Mientras tanto, a trescientos cincuenta kilómetros de distancia, en un apartamento de lujo en la cima de Zootopia, Preston Reyes, presidente de Terra Firma Incorporada, estaba tomando un cóctel delante de un ventanal de cristal grande que ocupaba toda una pared. Detrás de él, una gran puerta se abrió y dos guardaespaldas entraron. Y después de los guardaespaldas, un pequeño topo que llevaba gafas gruesas y un traje de negocios.
"¿Pidió v-verme, s-señor Presidente, señor, su e-excelencia?" preguntó el topo, George Jenkins.
"Sí, Jenkins," dijo el conejo. "¿Ha recibido respuesta de las madrigueras del pueblucho ese, Bunny Burrow?"
"N-No, ninguna en absoluto, señor," dijo Jenkins. "Ninguno de ellos respondieron a nuestras ofertas."
"Muy inusual," dijo el Presidente Reyes, sorbiendo su bebida. "Ninguna de las otras granjas perdieron tiempo en firmar.
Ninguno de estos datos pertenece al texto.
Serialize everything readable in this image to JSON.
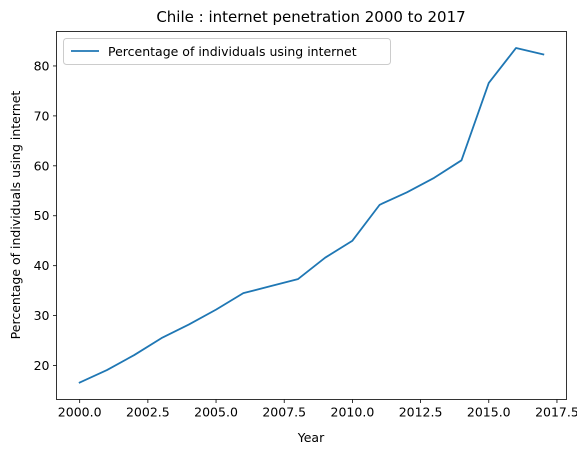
{
  "chart_data": {
    "type": "line",
    "title": "Chile : internet penetration 2000 to 2017",
    "xlabel": "Year",
    "ylabel": "Percentage of individuals using internet",
    "xlim": [
      1999.15,
      2017.85
    ],
    "ylim": [
      13.2,
      86.9
    ],
    "xticks": [
      2000.0,
      2002.5,
      2005.0,
      2007.5,
      2010.0,
      2012.5,
      2015.0,
      2017.5
    ],
    "xtick_labels": [
      "2000.0",
      "2002.5",
      "2005.0",
      "2007.5",
      "2010.0",
      "2012.5",
      "2015.0",
      "2017.5"
    ],
    "yticks": [
      20,
      30,
      40,
      50,
      60,
      70,
      80
    ],
    "ytick_labels": [
      "20",
      "30",
      "40",
      "50",
      "60",
      "70",
      "80"
    ],
    "grid": false,
    "legend_position": "top-left",
    "series": [
      {
        "name": "Percentage of individuals using internet",
        "color": "#1f77b4",
        "x": [
          2000,
          2001,
          2002,
          2003,
          2004,
          2005,
          2006,
          2007,
          2008,
          2009,
          2010,
          2011,
          2012,
          2013,
          2014,
          2015,
          2016,
          2017
        ],
        "y": [
          16.6,
          19.1,
          22.1,
          25.5,
          28.2,
          31.2,
          34.5,
          35.9,
          37.3,
          41.6,
          45.0,
          52.2,
          54.7,
          57.6,
          61.1,
          76.6,
          83.6,
          82.3
        ]
      }
    ]
  }
}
Sus acuerdos firmados estaban en su escritorio al día siguiente. ¿Por qué se están tomando tanto tiempo?"
"S-Señor, Bunny Burrow es uno de los pueblos agrarios más antiguos, señor. Creo que podrían ser reacios a vender y cambiar sus costumbres," dijo Jenkins.
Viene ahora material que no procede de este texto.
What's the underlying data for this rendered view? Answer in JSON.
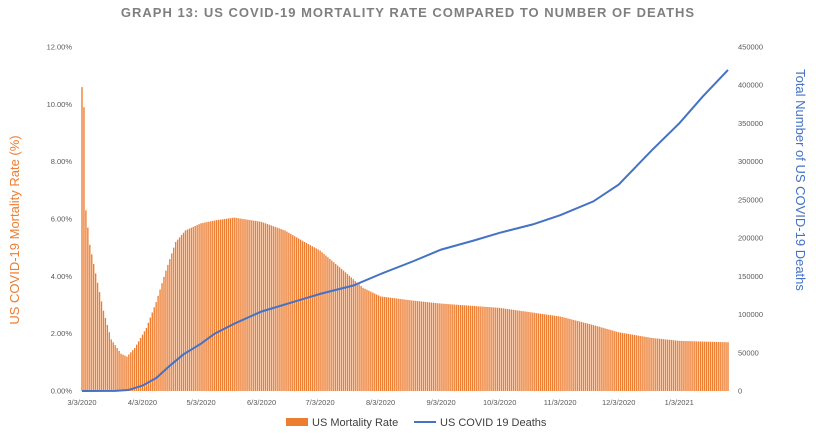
{
  "chart_data": {
    "type": "bar+line",
    "title": "GRAPH 13: US COVID-19 MORTALITY RATE COMPARED TO NUMBER OF DEATHS",
    "y_left_label": "US COVID-19 Mortality Rate (%)",
    "y_right_label": "Total Number of US COVID-19 Deaths",
    "y_left_ticks": [
      "0.00%",
      "2.00%",
      "4.00%",
      "6.00%",
      "8.00%",
      "10.00%",
      "12.00%"
    ],
    "y_left_range": [
      0,
      12
    ],
    "y_right_ticks": [
      "0",
      "50000",
      "100000",
      "150000",
      "200000",
      "250000",
      "300000",
      "350000",
      "400000",
      "450000"
    ],
    "y_right_range": [
      0,
      450000
    ],
    "x_tick_labels": [
      "3/3/2020",
      "4/3/2020",
      "5/3/2020",
      "6/3/2020",
      "7/3/2020",
      "8/3/2020",
      "9/3/2020",
      "10/3/2020",
      "11/3/2020",
      "12/3/2020",
      "1/3/2021"
    ],
    "x_range": [
      "3/3/2020",
      "1/28/2021"
    ],
    "grid": false,
    "legend_position": "bottom",
    "series": [
      {
        "name": "US Mortality Rate",
        "type": "bar",
        "axis": "left",
        "color": "#ED7D31",
        "points": [
          [
            "3/3/2020",
            10.6
          ],
          [
            "3/4/2020",
            9.9
          ],
          [
            "3/5/2020",
            6.3
          ],
          [
            "3/7/2020",
            5.1
          ],
          [
            "3/10/2020",
            4.1
          ],
          [
            "3/14/2020",
            2.8
          ],
          [
            "3/18/2020",
            1.8
          ],
          [
            "3/23/2020",
            1.3
          ],
          [
            "3/26/2020",
            1.2
          ],
          [
            "3/30/2020",
            1.5
          ],
          [
            "4/5/2020",
            2.2
          ],
          [
            "4/10/2020",
            3.1
          ],
          [
            "4/15/2020",
            4.2
          ],
          [
            "4/20/2020",
            5.2
          ],
          [
            "4/25/2020",
            5.6
          ],
          [
            "5/3/2020",
            5.85
          ],
          [
            "5/10/2020",
            5.95
          ],
          [
            "5/20/2020",
            6.05
          ],
          [
            "6/3/2020",
            5.9
          ],
          [
            "6/15/2020",
            5.6
          ],
          [
            "6/25/2020",
            5.2
          ],
          [
            "7/3/2020",
            4.9
          ],
          [
            "7/15/2020",
            4.2
          ],
          [
            "7/25/2020",
            3.6
          ],
          [
            "8/3/2020",
            3.3
          ],
          [
            "8/20/2020",
            3.15
          ],
          [
            "9/3/2020",
            3.05
          ],
          [
            "10/3/2020",
            2.9
          ],
          [
            "11/3/2020",
            2.6
          ],
          [
            "11/20/2020",
            2.3
          ],
          [
            "12/3/2020",
            2.05
          ],
          [
            "12/20/2020",
            1.85
          ],
          [
            "1/3/2021",
            1.75
          ],
          [
            "1/28/2021",
            1.7
          ]
        ]
      },
      {
        "name": "US COVID 19 Deaths",
        "type": "line",
        "axis": "right",
        "color": "#4472C4",
        "points": [
          [
            "3/3/2020",
            0
          ],
          [
            "3/20/2020",
            100
          ],
          [
            "3/27/2020",
            1500
          ],
          [
            "4/3/2020",
            7000
          ],
          [
            "4/10/2020",
            17000
          ],
          [
            "4/17/2020",
            33000
          ],
          [
            "4/24/2020",
            48000
          ],
          [
            "5/3/2020",
            62000
          ],
          [
            "5/10/2020",
            75000
          ],
          [
            "5/20/2020",
            88000
          ],
          [
            "6/3/2020",
            104000
          ],
          [
            "6/20/2020",
            117000
          ],
          [
            "7/3/2020",
            127000
          ],
          [
            "7/20/2020",
            138000
          ],
          [
            "8/3/2020",
            153000
          ],
          [
            "8/20/2020",
            170000
          ],
          [
            "9/3/2020",
            185000
          ],
          [
            "9/20/2020",
            197000
          ],
          [
            "10/3/2020",
            207000
          ],
          [
            "10/20/2020",
            218000
          ],
          [
            "11/3/2020",
            230000
          ],
          [
            "11/20/2020",
            248000
          ],
          [
            "12/3/2020",
            270000
          ],
          [
            "12/20/2020",
            315000
          ],
          [
            "1/3/2021",
            350000
          ],
          [
            "1/15/2021",
            385000
          ],
          [
            "1/28/2021",
            420000
          ]
        ]
      }
    ]
  }
}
"Encantador, pero inútil," dijo el Presidente Reyes. "El cambio es inevitable. El fuerte y audaz logra el cambio, y debe eliminar a los no aptos de la sociedad. Somos el futuro, Jenkins. Hay que tomar el timón y hacer que este barco se dirija hacia el progreso."
"Por supuesto, s-señor," dijo Jenkins.
"Tal vez un poco de persuasión haría que cambien de opinión," dijo el Presidente Reyes.
"¿P-persuasión, señor?"
"Sí. Un mero movimiento de relaciones públicas, nada serio. Algo para disipar las dudas y convencer a esos palurdos retrógrados que es hora de progresar," dijo el Presidente Reyes. "Usted va a ponerse en contacto con el alcalde de Bunny Burrow, y organizará una conferencia. Me presentaré personalmente y hablaré con la gente. Después de todo, cuando uno quiere ser influyente y poderoso, hay que saber cómo lidiar con los plebeyos."
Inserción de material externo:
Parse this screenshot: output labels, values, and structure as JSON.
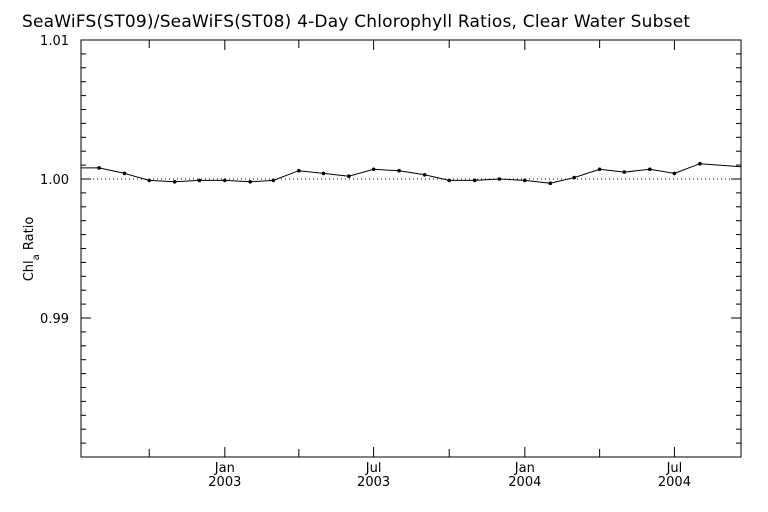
{
  "chart_data": {
    "type": "line",
    "title": "SeaWiFS(ST09)/SeaWiFS(ST08) 4-Day Chlorophyll Ratios, Clear Water Subset",
    "ylabel": "Chl",
    "ylabel_subscript": "a",
    "ylabel_suffix": " Ratio",
    "xlabel": "",
    "xlim": [
      "2002-07-10",
      "2004-09-20"
    ],
    "ylim": [
      0.98,
      1.01
    ],
    "yticks": [
      {
        "value": 0.99,
        "label": "0.99"
      },
      {
        "value": 1.0,
        "label": "1.00"
      },
      {
        "value": 1.01,
        "label": "1.01"
      }
    ],
    "xticks": [
      {
        "date": "2003-01-01",
        "month": "Jan",
        "year": "2003"
      },
      {
        "date": "2003-07-01",
        "month": "Jul",
        "year": "2003"
      },
      {
        "date": "2004-01-01",
        "month": "Jan",
        "year": "2004"
      },
      {
        "date": "2004-07-01",
        "month": "Jul",
        "year": "2004"
      }
    ],
    "reference_line": {
      "value": 1.0,
      "style": "dotted"
    },
    "series": [
      {
        "x": [
          "2002-08-01",
          "2002-09-01",
          "2002-10-01",
          "2002-11-01",
          "2002-12-01",
          "2003-01-01",
          "2003-02-01",
          "2003-03-01",
          "2003-04-01",
          "2003-05-01",
          "2003-06-01",
          "2003-07-01",
          "2003-08-01",
          "2003-09-01",
          "2003-10-01",
          "2003-11-01",
          "2003-12-01",
          "2004-01-01",
          "2004-02-01",
          "2004-03-01",
          "2004-04-01",
          "2004-05-01",
          "2004-06-01",
          "2004-07-01",
          "2004-08-01"
        ],
        "y": [
          1.0008,
          1.0004,
          0.9999,
          0.9998,
          0.9999,
          0.9999,
          0.9998,
          0.9999,
          1.0006,
          1.0004,
          1.0002,
          1.0007,
          1.0006,
          1.0003,
          0.9999,
          0.9999,
          1.0,
          0.9999,
          0.9997,
          1.0001,
          1.0007,
          1.0005,
          1.0007,
          1.0004,
          1.0011
        ]
      }
    ]
  }
}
"Sí, señor," dijo Jenkins. "Así se hará."
"Bueno," dijo el Presidente Reyes. "Eso es todo, Jenkins."
"Sí...", dijo Jenkins, y vaciló antes de seguir hablando. "Um, señor... si se puede saber... ¿sería aceptable... es decir ...?"
"Habla, Jenkins, mi tiempo es muy valioso," dijo Reyes, sorbiendo su bebida.
"Bueno... ¿cree que yo podría... sólo por unos minutos... hablar con mi familia? Sólo para asegurarles que estoy bien."
"Paciencia, Jenkins," dijo Reyes. "La paciencia es una cualidad que le ayudará enormemente en la vida. Haz lo que te dije, organiza la conferencia en Bunny Burrow, y te dejaré pasar un día con la familia."
"¿Un día?" balbuceó Jenkins. "¿Un día entero, señor?"
"Sí, bajo supervisión, naturalmente," dijo Reyes con una expresión desagradable en su cara. "Y dentro de ciertos límites."
"¡Por supuesto, señor! Por supuesto," dijo Jenkins. "Voy a llevar a cabo sus deseos de inmediato."
"Buen chico," dijo el Presidente Reyes, mirando a la ciudad por debajo de él. "Llámame cuando se hayan hecho todos los arreglos."
"Sí, señor," dijo Jenkins, y se fue rápidamente de la habitación.
Cuando la puerta se cerró de nuevo, el Presidente Reyes tomó su teléfono y marcó un número.
"Sí, ¿Gervasio? Lleva a los Jenkins a mi casa de verano," dijo el Presidente Reyes. "Eso es correcto. No, no, no hay necesidad de hacerle saber. Le diré yo mismo cuando sea el momento adecuado. Sí. Déjame saber cuando está hecho."